A similar genetic code is used by most organisms on Earth, but different organisms have different preferences for the codons they use to encode specific amino acids. This is possible because there are 4 bases (A, T, C, and G) and 3 positions in each codon. There are therefore 64 possible codons but only 20 amino acids and 3 stop codons to encode leaving 41 codons unaccounted for. The result is redundancy; multiple codons encode single amino acids. Evolutionary constraints have molded which codons are used preferentially in which organisms - organisms have codon usage bias.
You can find many codon tables showing which codons encode which amino acids (see example to the right). With such simple rules, you might think it’s easy to come up with a workable DNA sequence to encode your peptide of interest and produce that peptide in your organism of choice. Unfortunately, codon preferences make it so you cannot choose among the possible codons at random and expect your sequence to express well in any organism.
So what are the evolutionary constraints that lead to these preferences and what can we do about them? Read on to find out!
Why do organisms have different codon usage biases?
The reasons for varied codon preferences among organisms aren’t completely understood, but some possible reasons include:
- Metabolic pressures - it takes cellular resources to produce tRNAs that recognize different codons, modify the tRNAs correctly, and charge the tRNAs with the appropriate amino acids. If an organism uses only a subset of codons, it only needs to produce a subset of charged tRNAs and therefore may need fewer resources for the entire translation process. For example, during high growth rate conditions, E. coli preferentially upregulates production of tRNAs that recognize codons found in highly expressed genes (Emilsson and Kurland, 1990).
- Controlling gene expression through gene sequence - Proteins that are encoded by codons with low abundance or poorly charged tRNAs may be produced at a lower rate than proteins encoded by highly abundant, charged tRNAs. For example Tuller et al. found that translation efficiency is well correlated with codon bias in both E. coli and S. cerevisiae.
- Protein folding - If a protein is encoded by a mixture of codons with highly and poorly charged tRNAs, different regions of the protein may be translated at different rates. The ribosome will move quickly along regions calling for abundant, charged tRNAs but will stall at regions calling for low abundance, poorly charged tRNAs. When the ribosome stalls, this may give the swiftly translated regions a chance to fold properly. For example Pechmann and Frydman found that tracts of non-optimal codons are associated with specific secondary structures in 10 closely related yeast strains.
- Adaptation to changing conditions - Organisms often need to express genes at different levels under different conditions. With varied codon usage, an organism can change which proteins are highly expressed and which are poorly expressed by producing and charging specific tRNA pools. For example, tRNAs used in genes encoding amino acid biosynthetic enzymes may be preferentially charged during amino acid starvation thus resulting in higher production of amino acid biosynthetic enzymes (Dittmar et al., 2005).
How does codon usage bias affect my experiments?
While codon preferences can be very useful for organisms, they can be problematic for researchers trying to express proteins in heterologous hosts. If you simply amplify a gene of interest from the human genome, for instance, it may not express at all in E. coli (you can find a variety of databases showing various organisms’ codon preferences online). Even if the gene is translated, it may not function properly. This is the result of a mismatch between human and E. coli codon preference. Some codons commonly used in humans are not at all common in E. coli and vice versa. When translating these codons, the ribosome may therefore stall at inappropriate locations or fail to make it through the entire transcript resulting in the production of nonfunctional proteins and protein fragments respectively.

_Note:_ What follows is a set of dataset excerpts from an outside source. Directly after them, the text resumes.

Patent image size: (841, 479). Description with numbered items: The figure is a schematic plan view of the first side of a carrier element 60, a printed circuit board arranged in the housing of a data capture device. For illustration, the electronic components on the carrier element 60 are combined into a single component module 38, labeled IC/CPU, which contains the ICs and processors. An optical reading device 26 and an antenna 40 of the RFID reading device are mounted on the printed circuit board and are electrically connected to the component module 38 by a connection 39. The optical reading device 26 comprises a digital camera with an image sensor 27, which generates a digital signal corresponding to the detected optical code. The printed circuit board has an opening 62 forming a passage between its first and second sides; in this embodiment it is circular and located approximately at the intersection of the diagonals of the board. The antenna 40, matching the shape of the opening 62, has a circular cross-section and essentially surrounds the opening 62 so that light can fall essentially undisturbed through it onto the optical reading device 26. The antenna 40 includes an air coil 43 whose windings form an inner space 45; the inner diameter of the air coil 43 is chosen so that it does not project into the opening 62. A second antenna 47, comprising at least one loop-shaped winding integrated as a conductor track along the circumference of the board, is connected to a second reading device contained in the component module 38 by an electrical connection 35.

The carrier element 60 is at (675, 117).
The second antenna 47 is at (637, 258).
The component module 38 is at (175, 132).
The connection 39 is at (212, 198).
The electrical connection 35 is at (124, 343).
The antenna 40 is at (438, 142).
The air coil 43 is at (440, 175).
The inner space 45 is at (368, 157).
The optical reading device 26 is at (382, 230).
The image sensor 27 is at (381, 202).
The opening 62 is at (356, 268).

Solving the problem of codon usage bias - codon optimization and the expression of alternative tRNAs
With low cost DNA synthesis, one of the primary ways researchers solve the problem of codon choice is to resynthesize genes in such a way that their codons are more appropriate for the desired expression host. This is known as “codon optimization.” Though simple in theory, this is not as easy as it sounds. Even for relatively short peptides, there can be many possible ways to encode them and what constitutes the “appropriate” codon is not necessarily obvious.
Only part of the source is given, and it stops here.